Hirt Déborah, Urien Saik, Olivier Mathieu, Peyrière Hélène, Nacro Boubacar, Diagbouga Serge, Zoure Emmanuelle, Rouet François, Hien Hervé, Msellati Philippe, Van De Perre Philippe, Tréluyer Jean-Marc
EA3620, Université Paris-Descartes, Paris, France.
Antimicrob Agents Chemother. 2009 Oct;53(10):4407-13. doi: 10.1128/AAC.01594-08. Epub 2009 Jul 27.
We aimed in this study to describe efavirenz concentration-time courses in treatment-naïve children after once-daily administration to study the effects of age and body weight on efavirenz pharmacokinetics and to test relationships between doses, plasma concentrations, and efficacy. For this purpose, efavirenz concentrations in 48 children were measured after 2 weeks of didanosine-lamivudine-efavirenz treatment, and samples were available for 9/48 children between months 2 and 5 of treatment. Efavirenz concentrations in 200 plasma specimens were measured using a validated high-performance liquid chromatography method. A population pharmacokinetic model was developed with NONMEM. The influence of individual characteristics was tested using a likelihood ratio test. The estimated minimal and maximal concentrations of efavirenz in plasma (Cmin and Cmax, respectively) and the area under the concentration-time curve (AUC) were correlated to the decrease in human immunodeficiency virus type 1 RNA levels after 3 months of treatment. The threshold Cmin (and AUC) that improved efficacy was determined. The target minimal concentration of 4 mg/liter was considered for toxicity. An optimized dosing schedule that would place the highest percentage of children in the interval of effective and nontoxic concentrations was simulated. The pharmacokinetics of efavirenz was best described by a one-compartment model with first-order absorption and elimination. The mean apparent clearance and volume of distribution for efavirenz were 0.211 liter/h/kg and 4.48 liters/kg, respectively. Clearance decreased significantly with age. When the recommended doses were given to 46 of the 48 children, 19% (44% of children weighing less than 15 kg) had C(min)s below 1 mg/liter. A significantly higher percentage of children with C(min)s of >1.1 mg/liter or AUCs of >51 mg/liter x h than of children with lower values had viral load decreases greater than 2 log10 copies/ml after 3 months of treatment. Therefore, to optimize the percentage of children with C(min)s between 1.1 and 4 mg/liter, children should receive the following once-daily efavirenz doses: 25 mg/kg of body weight from 2 to 6 years, 15 mg/kg from 6 to 10 years, and 10 mg/kg from 10 to 15 years. These assumptions should be prospectively confirmed.

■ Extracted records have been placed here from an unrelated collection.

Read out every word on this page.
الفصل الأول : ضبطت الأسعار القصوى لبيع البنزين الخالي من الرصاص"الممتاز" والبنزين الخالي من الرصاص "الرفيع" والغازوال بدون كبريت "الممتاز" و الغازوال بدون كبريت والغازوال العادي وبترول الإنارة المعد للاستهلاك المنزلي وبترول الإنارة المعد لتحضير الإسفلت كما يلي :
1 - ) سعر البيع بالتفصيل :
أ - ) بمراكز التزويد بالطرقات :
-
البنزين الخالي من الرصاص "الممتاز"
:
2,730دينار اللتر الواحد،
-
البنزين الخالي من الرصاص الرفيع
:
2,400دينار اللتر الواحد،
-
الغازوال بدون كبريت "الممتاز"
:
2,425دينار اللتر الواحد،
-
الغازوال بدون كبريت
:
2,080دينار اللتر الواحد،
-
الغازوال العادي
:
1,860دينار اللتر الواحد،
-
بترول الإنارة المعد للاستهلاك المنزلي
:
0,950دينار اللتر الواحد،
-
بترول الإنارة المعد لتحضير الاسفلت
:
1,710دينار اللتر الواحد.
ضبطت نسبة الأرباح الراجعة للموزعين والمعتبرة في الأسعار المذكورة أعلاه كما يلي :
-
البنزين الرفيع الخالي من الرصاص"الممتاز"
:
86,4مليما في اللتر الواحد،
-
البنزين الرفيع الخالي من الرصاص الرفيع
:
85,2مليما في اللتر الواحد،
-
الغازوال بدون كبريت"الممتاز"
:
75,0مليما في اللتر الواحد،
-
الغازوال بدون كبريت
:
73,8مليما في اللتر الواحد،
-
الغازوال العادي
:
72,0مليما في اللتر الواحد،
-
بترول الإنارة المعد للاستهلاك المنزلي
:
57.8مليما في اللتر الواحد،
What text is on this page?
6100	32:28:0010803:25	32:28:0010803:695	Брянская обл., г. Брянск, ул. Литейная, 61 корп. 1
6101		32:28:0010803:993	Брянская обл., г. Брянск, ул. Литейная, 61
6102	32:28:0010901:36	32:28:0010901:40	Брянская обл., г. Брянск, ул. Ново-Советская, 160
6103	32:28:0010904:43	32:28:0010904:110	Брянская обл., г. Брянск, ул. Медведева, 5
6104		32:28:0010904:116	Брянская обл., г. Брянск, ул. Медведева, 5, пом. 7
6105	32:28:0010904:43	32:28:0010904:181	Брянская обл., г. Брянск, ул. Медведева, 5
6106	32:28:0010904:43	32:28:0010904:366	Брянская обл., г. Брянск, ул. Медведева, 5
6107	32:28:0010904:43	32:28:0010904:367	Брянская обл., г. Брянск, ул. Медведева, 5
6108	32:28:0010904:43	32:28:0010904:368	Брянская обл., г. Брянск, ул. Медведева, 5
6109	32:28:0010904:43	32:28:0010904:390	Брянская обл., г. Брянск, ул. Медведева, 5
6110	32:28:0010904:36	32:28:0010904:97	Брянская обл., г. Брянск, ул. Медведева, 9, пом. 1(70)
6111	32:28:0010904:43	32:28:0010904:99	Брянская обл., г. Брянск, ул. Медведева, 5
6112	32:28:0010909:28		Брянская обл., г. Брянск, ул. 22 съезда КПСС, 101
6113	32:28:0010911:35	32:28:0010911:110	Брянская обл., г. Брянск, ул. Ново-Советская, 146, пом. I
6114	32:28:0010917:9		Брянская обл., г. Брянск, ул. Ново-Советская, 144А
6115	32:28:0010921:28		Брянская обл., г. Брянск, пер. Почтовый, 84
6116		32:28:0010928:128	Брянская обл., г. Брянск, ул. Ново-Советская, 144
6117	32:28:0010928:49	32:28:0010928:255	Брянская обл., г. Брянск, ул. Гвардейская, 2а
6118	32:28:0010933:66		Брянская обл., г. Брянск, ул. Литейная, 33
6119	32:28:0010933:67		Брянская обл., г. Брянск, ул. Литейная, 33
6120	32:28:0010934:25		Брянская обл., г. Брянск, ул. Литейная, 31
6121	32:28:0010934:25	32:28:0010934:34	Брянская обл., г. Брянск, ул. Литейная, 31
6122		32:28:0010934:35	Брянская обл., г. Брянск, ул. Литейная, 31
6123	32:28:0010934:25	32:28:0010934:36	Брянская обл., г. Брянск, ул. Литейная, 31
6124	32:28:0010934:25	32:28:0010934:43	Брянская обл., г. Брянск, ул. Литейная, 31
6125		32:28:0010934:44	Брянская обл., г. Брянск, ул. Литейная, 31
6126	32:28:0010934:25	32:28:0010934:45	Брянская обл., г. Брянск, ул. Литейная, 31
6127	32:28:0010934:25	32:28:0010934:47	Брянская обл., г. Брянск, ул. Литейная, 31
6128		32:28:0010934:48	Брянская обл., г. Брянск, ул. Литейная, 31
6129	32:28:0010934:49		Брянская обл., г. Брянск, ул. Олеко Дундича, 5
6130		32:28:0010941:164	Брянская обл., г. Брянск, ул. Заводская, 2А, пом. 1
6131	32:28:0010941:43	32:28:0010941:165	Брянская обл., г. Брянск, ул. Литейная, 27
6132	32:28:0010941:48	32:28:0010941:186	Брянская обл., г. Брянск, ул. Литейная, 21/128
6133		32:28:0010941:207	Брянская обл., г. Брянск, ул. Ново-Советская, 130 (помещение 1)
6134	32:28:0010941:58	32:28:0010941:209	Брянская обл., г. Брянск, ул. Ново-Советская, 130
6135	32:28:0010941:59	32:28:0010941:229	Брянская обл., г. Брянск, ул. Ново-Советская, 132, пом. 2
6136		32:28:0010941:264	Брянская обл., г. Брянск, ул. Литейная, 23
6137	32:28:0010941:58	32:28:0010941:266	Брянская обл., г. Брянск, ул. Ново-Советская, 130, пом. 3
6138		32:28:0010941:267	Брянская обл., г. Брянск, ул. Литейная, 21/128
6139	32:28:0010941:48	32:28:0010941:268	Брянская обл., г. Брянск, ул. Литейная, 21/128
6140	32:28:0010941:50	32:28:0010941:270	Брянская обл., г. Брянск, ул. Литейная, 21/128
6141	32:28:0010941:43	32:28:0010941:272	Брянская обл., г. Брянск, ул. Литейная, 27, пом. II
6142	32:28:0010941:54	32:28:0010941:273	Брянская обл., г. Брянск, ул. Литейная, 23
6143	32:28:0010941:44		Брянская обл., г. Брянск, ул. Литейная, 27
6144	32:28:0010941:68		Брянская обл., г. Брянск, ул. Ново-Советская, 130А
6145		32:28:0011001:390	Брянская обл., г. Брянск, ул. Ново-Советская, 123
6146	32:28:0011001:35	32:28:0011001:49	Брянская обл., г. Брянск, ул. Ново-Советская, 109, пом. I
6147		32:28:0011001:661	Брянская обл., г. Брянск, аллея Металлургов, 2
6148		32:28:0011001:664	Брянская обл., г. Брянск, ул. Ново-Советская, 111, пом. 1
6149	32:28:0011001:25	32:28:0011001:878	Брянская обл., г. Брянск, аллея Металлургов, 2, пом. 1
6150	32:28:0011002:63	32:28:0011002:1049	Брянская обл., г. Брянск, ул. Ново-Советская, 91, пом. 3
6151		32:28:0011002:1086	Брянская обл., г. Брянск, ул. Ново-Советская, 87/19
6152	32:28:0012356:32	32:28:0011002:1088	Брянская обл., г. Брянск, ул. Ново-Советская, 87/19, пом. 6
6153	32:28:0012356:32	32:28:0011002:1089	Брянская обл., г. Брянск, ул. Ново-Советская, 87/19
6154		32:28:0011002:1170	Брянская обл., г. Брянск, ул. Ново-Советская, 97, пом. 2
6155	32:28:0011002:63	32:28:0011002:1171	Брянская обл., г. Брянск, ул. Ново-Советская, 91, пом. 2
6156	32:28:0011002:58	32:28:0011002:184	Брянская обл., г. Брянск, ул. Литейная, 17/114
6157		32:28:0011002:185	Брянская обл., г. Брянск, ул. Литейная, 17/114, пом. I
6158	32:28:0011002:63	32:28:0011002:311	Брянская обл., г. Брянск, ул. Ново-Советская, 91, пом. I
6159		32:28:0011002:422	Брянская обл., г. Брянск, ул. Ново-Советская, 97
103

在本研究中,我们旨在描述初治儿童每日一次服用依非韦伦后的浓度-时间过程,以研究年龄和体重对依非韦伦药代动力学的影响,并测试剂量、血浆浓度与疗效之间的关系。为此,在接受去羟肌苷-拉米夫定-依非韦伦治疗2周后,对48名儿童的依非韦伦浓度进行了测量,并且在治疗的第2至5个月期间获得了48名儿童中9名儿童的样本。使用经过验证的高效液相色谱法测量了200份血浆标本中的依非韦伦浓度。使用NONMEM开发了群体药代动力学模型。使用似然比检验测试个体特征的影响。血浆中依非韦伦的估计最小和最大浓度(分别为Cmin和Cmax)以及浓度-时间曲线下面积(AUC)与治疗3个月后1型人类免疫缺陷病毒RNA水平的下降相关。确定了提高疗效的阈值Cmin(和AUC)。将4mg/L的目标最小浓度视为毒性浓度。模拟了一种优化的给药方案,该方案可使最高百分比的儿童处于有效和无毒浓度区间内。依非韦伦的药代动力学最好用具有一级吸收和消除的单室模型来描述。依非韦伦的平均表观清除率和分布容积分别为0.211升/小时/千克和4.48升/千克。清除率随年龄显著降低。当向48名儿童中的46名给予推荐剂量时,19%(体重小于15kg的儿童中44%)的C(min)低于1mg/L。治疗3个月后,C(min)>1.1mg/L或AUC>51mg/L·h的儿童中病毒载量下降大于2log10拷贝/ml的百分比显著高于较低值的儿童。因此,为了优化C(min)在1.1至4mg/L之间的儿童百分比,儿童应接受以下每日一次的依非韦伦剂量:2至6岁儿童为25mg/kg体重,6至10岁儿童为15mg/kg,10至15岁儿童为10mg/kg。这些假设应前瞻性地得到证实。